По возвращении в Петербург из Вехотурья архиепископ Феофан держал совет с иеромонахом Вениамином (Федченковым), на котором они постановили обличить Григория.

- Когда затем Распутин пришел к нам, — продолжает владыка Феофан свой рассказ следователям Ч.С.К., — мы неожиданно для него обличили его в самонадеянной гордости, в том, что он во­зомнил о себе больше, чем следует, что он находится в состо­янии духовной прелести. Мы объявили ему, что в последний раз требуем от него пе­ременить образ жизни, и что если он сам не сделает этого, то отношения с ним прервем и открыто все объявим и доведем до сведения императора. Он растерялся, расплакался, не стал оправдываться, признал, что делал ошибки и согласился по нашему требованию удалиться от мира и подчиняться моим указаниям.

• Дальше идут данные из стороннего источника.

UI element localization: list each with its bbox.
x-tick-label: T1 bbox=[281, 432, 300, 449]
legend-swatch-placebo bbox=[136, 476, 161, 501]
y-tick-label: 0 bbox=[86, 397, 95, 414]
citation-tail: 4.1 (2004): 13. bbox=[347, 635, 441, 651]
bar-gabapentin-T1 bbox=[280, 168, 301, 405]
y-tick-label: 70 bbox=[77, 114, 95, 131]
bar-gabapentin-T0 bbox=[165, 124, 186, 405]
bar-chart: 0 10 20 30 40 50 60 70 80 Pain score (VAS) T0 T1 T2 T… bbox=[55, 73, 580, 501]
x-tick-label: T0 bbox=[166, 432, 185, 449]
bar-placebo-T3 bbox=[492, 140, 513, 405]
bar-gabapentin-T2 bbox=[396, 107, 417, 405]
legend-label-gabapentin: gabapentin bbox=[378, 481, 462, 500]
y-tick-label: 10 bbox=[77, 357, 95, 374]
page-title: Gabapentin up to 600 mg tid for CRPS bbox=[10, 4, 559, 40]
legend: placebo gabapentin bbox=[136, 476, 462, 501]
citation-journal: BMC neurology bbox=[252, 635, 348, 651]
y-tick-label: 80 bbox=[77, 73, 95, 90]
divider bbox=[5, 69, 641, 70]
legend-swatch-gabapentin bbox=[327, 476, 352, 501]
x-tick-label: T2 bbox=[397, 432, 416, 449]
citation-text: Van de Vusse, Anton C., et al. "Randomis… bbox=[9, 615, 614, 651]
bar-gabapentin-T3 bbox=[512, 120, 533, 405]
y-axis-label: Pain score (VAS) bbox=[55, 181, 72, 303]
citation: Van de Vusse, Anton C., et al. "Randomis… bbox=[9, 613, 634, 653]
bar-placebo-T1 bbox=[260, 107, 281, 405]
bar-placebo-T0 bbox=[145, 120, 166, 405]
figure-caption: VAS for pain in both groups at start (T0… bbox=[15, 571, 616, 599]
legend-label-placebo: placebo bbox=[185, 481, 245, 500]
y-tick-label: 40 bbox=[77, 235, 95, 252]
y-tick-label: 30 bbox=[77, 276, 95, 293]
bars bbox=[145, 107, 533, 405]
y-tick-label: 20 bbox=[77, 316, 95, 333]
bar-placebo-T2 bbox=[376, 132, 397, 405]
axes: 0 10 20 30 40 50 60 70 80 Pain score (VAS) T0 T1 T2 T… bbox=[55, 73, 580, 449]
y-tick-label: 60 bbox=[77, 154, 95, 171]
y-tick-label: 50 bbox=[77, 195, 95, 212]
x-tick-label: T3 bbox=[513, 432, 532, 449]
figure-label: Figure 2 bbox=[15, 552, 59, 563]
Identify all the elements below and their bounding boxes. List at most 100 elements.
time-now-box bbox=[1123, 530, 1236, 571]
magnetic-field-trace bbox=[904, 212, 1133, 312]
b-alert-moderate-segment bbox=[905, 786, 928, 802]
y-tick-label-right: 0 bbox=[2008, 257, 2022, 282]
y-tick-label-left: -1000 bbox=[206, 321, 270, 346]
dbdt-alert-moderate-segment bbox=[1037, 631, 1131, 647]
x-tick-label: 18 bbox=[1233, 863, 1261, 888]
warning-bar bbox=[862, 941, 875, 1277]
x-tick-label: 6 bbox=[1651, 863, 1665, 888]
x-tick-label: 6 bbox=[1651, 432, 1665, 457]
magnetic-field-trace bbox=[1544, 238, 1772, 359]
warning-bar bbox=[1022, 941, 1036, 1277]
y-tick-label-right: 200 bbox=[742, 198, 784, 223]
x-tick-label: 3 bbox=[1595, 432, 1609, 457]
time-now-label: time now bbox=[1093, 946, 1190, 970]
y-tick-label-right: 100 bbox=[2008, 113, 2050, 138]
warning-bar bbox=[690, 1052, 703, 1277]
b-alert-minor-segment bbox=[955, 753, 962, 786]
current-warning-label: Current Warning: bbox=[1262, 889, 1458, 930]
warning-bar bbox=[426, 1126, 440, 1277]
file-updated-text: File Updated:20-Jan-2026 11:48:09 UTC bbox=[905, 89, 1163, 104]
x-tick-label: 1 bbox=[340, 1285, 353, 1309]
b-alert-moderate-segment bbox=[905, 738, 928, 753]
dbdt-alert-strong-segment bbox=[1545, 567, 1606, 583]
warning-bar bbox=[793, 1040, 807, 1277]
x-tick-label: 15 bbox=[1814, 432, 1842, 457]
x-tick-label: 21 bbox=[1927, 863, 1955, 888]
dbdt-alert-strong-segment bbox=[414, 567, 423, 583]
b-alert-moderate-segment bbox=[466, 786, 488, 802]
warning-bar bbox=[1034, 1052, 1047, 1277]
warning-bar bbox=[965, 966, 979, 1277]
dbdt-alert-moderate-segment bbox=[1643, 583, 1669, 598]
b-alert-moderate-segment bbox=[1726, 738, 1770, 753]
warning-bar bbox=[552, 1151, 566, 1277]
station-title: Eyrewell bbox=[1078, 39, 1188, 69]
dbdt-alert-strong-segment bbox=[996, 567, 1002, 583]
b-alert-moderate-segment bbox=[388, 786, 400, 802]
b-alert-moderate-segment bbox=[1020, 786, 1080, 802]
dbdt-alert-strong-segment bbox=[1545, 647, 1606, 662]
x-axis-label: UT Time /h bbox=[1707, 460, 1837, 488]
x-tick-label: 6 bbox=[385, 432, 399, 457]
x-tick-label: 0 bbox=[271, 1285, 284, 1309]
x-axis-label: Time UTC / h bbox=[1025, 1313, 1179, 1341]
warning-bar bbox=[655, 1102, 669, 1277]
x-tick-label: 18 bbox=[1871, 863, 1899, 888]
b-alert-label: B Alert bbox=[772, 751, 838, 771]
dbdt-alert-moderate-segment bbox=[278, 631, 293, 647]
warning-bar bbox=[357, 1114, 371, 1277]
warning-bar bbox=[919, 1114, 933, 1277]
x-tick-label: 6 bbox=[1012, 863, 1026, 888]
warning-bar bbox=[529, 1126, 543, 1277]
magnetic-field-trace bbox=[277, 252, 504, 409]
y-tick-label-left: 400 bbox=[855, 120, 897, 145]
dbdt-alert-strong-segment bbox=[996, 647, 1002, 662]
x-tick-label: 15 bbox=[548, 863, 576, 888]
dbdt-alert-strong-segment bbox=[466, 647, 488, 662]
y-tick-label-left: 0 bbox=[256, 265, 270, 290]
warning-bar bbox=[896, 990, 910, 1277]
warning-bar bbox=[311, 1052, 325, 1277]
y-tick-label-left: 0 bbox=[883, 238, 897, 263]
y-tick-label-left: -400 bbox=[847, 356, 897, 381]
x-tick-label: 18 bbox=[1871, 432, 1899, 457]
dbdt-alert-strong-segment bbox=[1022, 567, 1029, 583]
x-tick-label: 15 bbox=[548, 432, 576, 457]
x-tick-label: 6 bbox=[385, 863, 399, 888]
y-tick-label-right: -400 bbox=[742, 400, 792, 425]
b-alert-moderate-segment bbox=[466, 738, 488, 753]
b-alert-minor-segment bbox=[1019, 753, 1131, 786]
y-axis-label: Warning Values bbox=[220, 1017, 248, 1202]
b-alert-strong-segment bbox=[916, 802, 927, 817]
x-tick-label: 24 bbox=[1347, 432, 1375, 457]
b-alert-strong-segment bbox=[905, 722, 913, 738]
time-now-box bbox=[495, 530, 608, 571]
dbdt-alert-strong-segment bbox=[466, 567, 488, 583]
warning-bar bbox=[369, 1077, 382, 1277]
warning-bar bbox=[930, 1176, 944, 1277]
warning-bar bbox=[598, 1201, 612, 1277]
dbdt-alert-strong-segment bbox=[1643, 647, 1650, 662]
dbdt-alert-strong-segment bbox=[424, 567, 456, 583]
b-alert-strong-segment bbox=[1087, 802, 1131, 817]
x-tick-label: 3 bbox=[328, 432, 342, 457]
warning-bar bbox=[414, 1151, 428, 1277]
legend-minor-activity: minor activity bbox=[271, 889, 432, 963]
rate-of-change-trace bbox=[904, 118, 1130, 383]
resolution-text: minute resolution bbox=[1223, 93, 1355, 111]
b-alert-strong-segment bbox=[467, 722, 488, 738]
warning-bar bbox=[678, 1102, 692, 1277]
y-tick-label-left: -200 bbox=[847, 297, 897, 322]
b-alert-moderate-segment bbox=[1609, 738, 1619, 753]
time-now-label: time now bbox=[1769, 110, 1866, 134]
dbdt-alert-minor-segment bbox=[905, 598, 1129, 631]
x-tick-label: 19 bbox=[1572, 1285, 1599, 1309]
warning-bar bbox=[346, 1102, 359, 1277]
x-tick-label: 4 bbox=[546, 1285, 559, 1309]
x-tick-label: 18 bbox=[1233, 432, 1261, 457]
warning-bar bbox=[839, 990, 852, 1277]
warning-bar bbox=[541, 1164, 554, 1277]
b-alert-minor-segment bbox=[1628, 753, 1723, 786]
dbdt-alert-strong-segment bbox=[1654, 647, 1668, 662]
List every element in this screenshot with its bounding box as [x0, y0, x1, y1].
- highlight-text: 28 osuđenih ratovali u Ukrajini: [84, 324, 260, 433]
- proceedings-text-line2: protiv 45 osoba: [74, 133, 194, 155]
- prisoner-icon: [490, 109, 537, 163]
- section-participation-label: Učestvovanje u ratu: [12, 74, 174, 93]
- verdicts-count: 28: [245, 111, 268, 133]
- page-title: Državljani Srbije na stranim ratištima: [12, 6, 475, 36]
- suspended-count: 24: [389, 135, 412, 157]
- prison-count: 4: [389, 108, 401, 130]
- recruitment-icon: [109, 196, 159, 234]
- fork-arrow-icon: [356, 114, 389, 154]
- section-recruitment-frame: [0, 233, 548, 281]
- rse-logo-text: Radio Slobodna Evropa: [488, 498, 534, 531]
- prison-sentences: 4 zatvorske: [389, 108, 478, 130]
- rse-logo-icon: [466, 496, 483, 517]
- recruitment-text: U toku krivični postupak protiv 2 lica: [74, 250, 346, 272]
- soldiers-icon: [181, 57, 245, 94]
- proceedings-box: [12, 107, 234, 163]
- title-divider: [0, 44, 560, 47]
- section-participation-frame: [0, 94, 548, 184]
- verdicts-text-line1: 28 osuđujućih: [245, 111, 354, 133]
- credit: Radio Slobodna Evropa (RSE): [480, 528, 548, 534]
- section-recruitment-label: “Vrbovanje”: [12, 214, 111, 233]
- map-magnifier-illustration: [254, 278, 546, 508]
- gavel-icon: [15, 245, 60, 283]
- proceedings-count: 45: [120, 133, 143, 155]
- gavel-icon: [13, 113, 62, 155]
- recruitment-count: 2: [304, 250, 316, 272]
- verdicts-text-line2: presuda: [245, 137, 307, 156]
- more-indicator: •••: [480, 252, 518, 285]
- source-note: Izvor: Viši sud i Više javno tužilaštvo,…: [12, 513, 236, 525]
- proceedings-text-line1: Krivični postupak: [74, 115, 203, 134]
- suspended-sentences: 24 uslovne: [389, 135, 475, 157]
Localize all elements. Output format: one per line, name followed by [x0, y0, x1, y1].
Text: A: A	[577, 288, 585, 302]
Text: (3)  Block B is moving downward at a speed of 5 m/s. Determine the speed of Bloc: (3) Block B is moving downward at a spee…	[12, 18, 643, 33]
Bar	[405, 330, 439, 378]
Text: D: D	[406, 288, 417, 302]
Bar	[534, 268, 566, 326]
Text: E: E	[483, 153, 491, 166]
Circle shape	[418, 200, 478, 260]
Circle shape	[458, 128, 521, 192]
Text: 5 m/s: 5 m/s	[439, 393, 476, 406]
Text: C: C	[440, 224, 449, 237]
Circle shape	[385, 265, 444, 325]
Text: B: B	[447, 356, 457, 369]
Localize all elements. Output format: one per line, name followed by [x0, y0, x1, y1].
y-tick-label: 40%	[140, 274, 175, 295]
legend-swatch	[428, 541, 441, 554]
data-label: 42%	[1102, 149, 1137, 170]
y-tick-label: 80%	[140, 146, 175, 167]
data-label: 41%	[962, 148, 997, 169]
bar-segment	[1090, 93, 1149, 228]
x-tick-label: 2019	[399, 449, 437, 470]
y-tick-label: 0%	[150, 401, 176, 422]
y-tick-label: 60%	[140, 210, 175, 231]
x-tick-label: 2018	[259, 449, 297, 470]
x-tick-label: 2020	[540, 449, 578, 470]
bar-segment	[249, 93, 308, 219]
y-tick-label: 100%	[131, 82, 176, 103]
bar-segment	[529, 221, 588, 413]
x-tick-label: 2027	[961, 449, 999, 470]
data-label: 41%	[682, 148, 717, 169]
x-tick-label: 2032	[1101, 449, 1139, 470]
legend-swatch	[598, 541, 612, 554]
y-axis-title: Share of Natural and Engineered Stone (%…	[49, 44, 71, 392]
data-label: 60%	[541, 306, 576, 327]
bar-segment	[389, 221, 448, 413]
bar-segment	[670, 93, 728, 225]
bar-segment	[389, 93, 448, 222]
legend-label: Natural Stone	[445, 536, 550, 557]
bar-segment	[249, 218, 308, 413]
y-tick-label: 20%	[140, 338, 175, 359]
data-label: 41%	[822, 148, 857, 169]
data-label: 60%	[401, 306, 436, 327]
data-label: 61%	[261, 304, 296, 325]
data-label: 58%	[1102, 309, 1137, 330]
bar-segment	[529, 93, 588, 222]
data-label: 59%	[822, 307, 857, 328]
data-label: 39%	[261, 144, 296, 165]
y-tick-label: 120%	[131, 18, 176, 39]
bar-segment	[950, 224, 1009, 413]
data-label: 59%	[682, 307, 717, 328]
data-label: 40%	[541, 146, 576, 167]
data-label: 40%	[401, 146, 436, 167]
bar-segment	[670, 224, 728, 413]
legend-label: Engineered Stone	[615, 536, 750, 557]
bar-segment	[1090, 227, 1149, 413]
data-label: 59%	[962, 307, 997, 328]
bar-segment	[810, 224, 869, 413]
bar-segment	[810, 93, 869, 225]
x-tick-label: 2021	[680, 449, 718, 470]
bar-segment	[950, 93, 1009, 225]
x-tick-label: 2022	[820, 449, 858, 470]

Через некоторое время до меня дошли слухи, что Распутин ведет прежний образ жизни и что-то против нас предпринимает. Тогда я решил применить после­днюю меру — открыто обличить и поведать все бывшему императору. Однако принял меня не император, а его супруга в присутствии фрейлины Вырубовой.

Я говорил около часа и доказывал, что Распутин находится в состоянии духовной прелести. Бывшая императрица возражала мне, волновалась, говорила из книг богословских. Я разбил все ее доводы, но она твердила: «Все это неправда и клевета». Разговор я закончил словами, что не могу иметь общение с Распутиным. Я думаю, что Распутин, как человек хитрый, мое против него выступление объяснил царской семье тем, что я позавидовал его близости к семье, хочу его отстранить. После беседы с императрицей ко мне, как ни в чем не бывало, пришел Распутин, видимо, думавший, что недовольство императрицы меня устрашило, однако я решительно заявил ему: «Уйди, ты — обманщик». Распутин упал мне в ноги, просил простить. Но я снова заявил ему: «Уйди, ты нарушил обещание, данное перед Господом». Распутин ушел, и больше я с ним не виделся».

Приведенный рассказ владыки Феофана — точное изложение событий в плане поступков самого владыки, но совершенно бездоказательное с точки зрения существа дела, поскольку кроме голословных заявлений читатель ничего не сможет обнаружить в показаниях архиепископа Феофана. Все те же не подкрепленные ничем, а потому пустые, построенные на эмоциях и не вполне понятных обидах выпады. Из слов владыки Феофана следует, что Григорий Ефимович совершенно не принимал его вражды и как истинный христианин просил прощения за то, что невольно погрешил в чем-то против своего духовного брата. Но Феофан, вопреки заповеди Божьей, прощать кающемуся до семидесяти семи раз, отказался простить Григория.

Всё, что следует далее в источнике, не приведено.